Abstract
Purpose :
Several reports have documented pre-cancerous lesions within pterygia. Although conjunctival melanosis is a common occurrence, evaluations of their character within pterygia are few. We sort to investigate immunohistochemistry staining patterns of these lesions and gauge their potential to proliferate.
Methods :
Pterygium specimens collected at one hospital center, between January 2000 to December 2015, noted to have melanosis within the body of the pterygium were stained with microphthalmia transcription factor (MITF), a nuclear protein expressed in benign and malignant melanocytes, Melan-A (MART1), a marker of melanocytic differentiation and Ki67, a marker of cell proliferation. All specimens were analyzed by one pathologist.
Results :
Nine out of 604 pterygium specimens, from 8 patients, were observed to have melanotic lesions within the pterygia on hematoxylin and eosin (H&E) stains. Two patients were Black, five, Hispanic and one, Indian. All were primary pterygium excisions.
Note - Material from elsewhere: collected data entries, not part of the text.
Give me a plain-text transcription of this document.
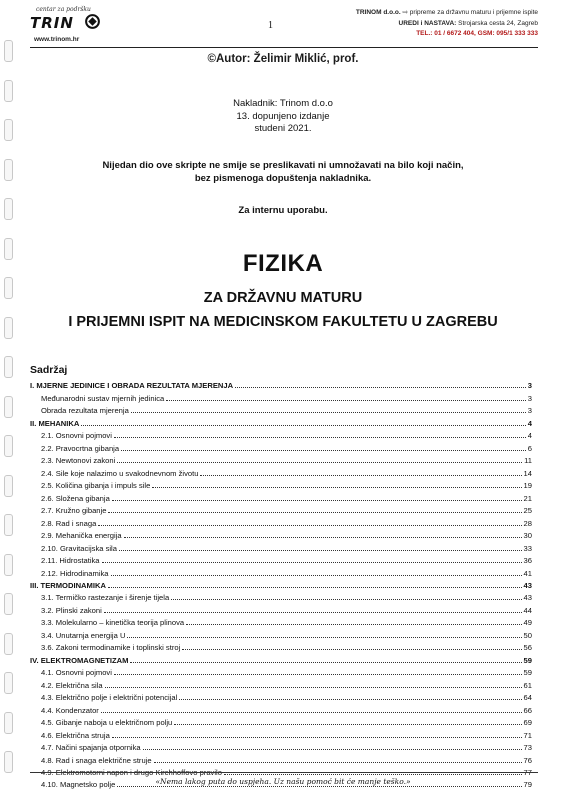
centar za podršku
TRIN
www.trinom.hr
1
TRINOM d.o.o. ⇨ pripreme za državnu maturu i prijemne ispite
UREDI i NASTAVA: Strojarska cesta 24, Zagreb
TEL.: 01 / 6672 404, GSM: 095/1 333 333
©Autor: Želimir Miklić, prof.
Nakladnik: Trinom d.o.o
13. dopunjeno izdanje
studeni 2021.
Nijedan dio ove skripte ne smije se preslikavati ni umnožavati na bilo koji način,
bez pismenoga dopuštenja nakladnika.
Za internu uporabu.
FIZIKA
ZA DRŽAVNU MATURU
I PRIJEMNI ISPIT NA MEDICINSKOM FAKULTETU U ZAGREBU
Sadržaj
I. MJERNE JEDINICE I OBRADA REZULTATA MJERENJA	3
Međunarodni sustav mjernih jedinica	3
Obrada rezultata mjerenja	3
II. MEHANIKA	4
2.1. Osnovni pojmovi	4
2.2. Pravocrtna gibanja	6
2.3. Newtonovi zakoni	11
2.4. Sile koje nalazimo u svakodnevnom životu	14
2.5. Količina gibanja i impuls sile	19
2.6. Složena gibanja	21
2.7. Kružno gibanje	25
2.8. Rad i snaga	28
2.9. Mehanička energija	30
2.10. Gravitacijska sila	33
2.11. Hidrostatika	36
2.12. Hidrodinamika	41
III. TERMODINAMIKA	43
3.1. Termičko rastezanje i širenje tijela	43
3.2. Plinski zakoni	44
3.3. Molekularno – kinetička teorija plinova	49
3.4. Unutarnja energija U	50
3.6. Zakoni termodinamike i toplinski stroj	56
IV. ELEKTROMAGNETIZAM	59
4.1. Osnovni pojmovi	59
4.2. Električna sila	61
4.3. Električno polje i električni potencijal	64
4.4. Kondenzator	66
4.5. Gibanje naboja u električnom polju	69
4.6. Električna struja	71
4.7. Načini spajanja otpornika	73
4.8. Rad i snaga električne struje	76
4.9. Elektromotorni napon i drugo Kirchhoffovo pravilo	77
4.10. Magnetsko polje	79
«Nema lakog puta do uspjeha. Uz našu pomoć bit će manje teško.»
Expression of MITF and Melan-A was diffuse in all cases of pterygia with conjunctival nevi (intraepithelial and blue nevi). In all cases, MITF and Melan A showed increased melanocytic density at the stromal-epithelial junction consistent with staining patterns in primary acquired melanosis (PAM). Focal intraepithelial expression was also noted for both markers. Expression of Ki67 was low and less than 5% in both nevi and areas of melanosis. No atypia or malignant lesions were identified.
Conclusions :
These markers are useful in the evaluation of melanocytic lesions in pterygia and showed staining patterns consistent with PAM. The diffuse expression of MITF and Melan-A, including areas not observed to be pigmented in H&E stained sections, indicates that melanosis is diffuse. Because these lesions have the potential to proliferate and transform into malignant lesions, patients with pigmented pterygia should be followed closely.
This abstract was presented at the 2019 ARVO Annual Meeting, held in Vancouver, Canada, April 28 - May 2, 2019.